Consider that the domestic/international split between the first three titles was almost exactly 50/50. Only 23% (!) of the revenue for On Stranger Tides was earned in North America. It accounted for less than half of the overall box office split of its predecessors. As such, On Stranger Tides was a disappointing performer in the perception of the average North American consumer yet it has become a box office triumph once we examine its overseas appeal. This is the fundamental change in box office behavior among all the major blockbusters this year.

The final Harry Potter film demonstrates this behavior as well. As mentioned earlier, the title accumulated $1.33 billion worth of global box office yet its domestic take was $381 million. This means it has earned roughly $950 million overseas. Placing this performance in perspective, only eleven titles in movie history have earned this much globally. In point of fact, Harry Potter 8’s international revenue has surpassed the total revenue of all previous Potter titles.

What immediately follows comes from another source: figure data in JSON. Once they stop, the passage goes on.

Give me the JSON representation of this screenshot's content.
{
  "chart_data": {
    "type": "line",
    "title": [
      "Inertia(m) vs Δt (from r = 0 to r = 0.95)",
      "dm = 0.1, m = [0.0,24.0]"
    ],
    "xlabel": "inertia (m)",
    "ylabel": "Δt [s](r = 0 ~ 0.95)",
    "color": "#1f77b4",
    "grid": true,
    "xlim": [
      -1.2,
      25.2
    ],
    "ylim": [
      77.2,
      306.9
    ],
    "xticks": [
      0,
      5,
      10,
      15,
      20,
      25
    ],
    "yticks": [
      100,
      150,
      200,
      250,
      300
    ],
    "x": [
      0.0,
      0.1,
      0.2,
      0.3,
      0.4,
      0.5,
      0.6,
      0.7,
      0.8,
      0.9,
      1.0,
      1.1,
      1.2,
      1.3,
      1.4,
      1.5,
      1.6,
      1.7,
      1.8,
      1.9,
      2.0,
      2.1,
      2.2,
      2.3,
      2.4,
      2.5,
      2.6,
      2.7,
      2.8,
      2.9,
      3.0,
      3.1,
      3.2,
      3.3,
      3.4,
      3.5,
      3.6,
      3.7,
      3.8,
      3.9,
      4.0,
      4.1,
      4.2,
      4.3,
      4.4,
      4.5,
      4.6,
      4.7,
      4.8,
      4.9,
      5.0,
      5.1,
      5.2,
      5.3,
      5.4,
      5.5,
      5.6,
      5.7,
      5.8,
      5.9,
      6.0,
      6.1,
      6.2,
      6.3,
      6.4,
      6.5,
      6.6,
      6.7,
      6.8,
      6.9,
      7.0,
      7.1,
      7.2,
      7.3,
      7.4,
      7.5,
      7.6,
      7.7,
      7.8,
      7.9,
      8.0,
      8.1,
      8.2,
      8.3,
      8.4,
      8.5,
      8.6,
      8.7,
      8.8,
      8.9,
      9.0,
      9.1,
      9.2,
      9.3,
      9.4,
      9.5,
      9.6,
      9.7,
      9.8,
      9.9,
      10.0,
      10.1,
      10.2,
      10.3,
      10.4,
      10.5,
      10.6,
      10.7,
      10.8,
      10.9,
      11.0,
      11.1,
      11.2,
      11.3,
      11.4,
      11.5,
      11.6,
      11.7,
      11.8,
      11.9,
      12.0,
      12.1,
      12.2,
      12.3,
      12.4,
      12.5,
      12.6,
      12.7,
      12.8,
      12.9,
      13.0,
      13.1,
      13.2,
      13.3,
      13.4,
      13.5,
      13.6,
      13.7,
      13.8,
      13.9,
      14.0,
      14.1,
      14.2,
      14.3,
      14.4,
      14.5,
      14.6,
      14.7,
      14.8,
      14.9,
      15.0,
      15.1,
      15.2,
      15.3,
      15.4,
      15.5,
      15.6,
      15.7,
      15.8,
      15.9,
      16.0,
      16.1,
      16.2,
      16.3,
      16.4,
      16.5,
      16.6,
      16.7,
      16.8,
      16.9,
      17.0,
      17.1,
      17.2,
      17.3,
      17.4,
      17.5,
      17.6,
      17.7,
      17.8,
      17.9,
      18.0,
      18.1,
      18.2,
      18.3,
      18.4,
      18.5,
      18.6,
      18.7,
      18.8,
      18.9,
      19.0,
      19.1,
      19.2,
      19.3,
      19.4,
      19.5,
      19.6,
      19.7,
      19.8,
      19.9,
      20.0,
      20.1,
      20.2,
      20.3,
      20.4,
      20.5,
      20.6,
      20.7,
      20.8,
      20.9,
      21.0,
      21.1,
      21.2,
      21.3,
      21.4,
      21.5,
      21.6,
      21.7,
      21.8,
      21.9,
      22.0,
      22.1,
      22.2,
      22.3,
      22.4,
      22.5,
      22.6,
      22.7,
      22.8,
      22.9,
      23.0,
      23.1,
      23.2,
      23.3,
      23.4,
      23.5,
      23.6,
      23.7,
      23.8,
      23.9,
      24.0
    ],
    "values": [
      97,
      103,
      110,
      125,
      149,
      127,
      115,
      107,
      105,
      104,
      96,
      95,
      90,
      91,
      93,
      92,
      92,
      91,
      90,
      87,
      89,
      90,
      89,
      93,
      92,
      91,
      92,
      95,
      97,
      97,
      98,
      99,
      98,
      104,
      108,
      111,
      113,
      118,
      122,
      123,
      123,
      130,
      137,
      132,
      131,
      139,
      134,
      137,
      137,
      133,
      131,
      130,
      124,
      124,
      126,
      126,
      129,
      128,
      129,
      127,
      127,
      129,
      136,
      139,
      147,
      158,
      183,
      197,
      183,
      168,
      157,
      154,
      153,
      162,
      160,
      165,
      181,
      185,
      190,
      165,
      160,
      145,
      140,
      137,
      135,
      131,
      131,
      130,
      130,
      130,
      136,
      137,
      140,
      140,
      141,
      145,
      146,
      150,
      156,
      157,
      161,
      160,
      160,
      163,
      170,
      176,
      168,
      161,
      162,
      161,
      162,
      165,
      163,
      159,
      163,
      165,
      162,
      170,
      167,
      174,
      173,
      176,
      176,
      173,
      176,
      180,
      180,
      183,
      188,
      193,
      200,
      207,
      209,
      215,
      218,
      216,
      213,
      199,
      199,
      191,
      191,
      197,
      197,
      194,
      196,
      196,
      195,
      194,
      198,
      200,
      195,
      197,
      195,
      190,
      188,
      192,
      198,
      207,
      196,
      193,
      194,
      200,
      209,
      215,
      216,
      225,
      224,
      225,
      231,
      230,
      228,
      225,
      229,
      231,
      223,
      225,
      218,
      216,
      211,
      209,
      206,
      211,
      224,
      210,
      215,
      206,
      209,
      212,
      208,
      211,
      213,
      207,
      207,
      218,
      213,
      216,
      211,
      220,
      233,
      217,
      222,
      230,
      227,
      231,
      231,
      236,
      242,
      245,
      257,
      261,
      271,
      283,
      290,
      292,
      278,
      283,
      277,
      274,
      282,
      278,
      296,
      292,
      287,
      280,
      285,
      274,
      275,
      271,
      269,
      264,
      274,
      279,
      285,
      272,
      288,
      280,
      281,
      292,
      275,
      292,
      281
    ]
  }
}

Transformers: Dark of the Moon earned $763 million or 68% of its total revenue abroad. This is in stark contrast to Transformers: Revenge of the Fallen. That title attained only 52% of its grosses overseas while the first Transformers release was at 55%. In terms of actual dollars, the Transformers franchise has expanded as follows. After the original acquired $389.8 million, the sequel increased only somewhat to $434.2 million. With Dark of the Moon, international revenue has spiked to $763 million, only $61 million less than the combined total of its predecessors.

The Harry Potter franchise is not as shocking in terms of percentage increase from title to title, but its actual dollars gain is even more impressive. Harry Potter 8 has earned over $400 million more overseas than Harry Potter and the Sorcerer’s Stone. This is a testament to the steady growth of international box office.

In a time of unprecedented year over year decline in domestic box office, Hollywood’s finest content creators are not in the expected state of panic and the reason why is simple. Over the past decade, they have cultivated an exponentially larger audience than the one that has been the industry’s bread and butter for nearly a century. We live in a global economy now and Hollywood has changed or at the very least evolved their focus to include billions more people. 2011 signifies the year where the tipping point toward overseas box office revenue has been reached.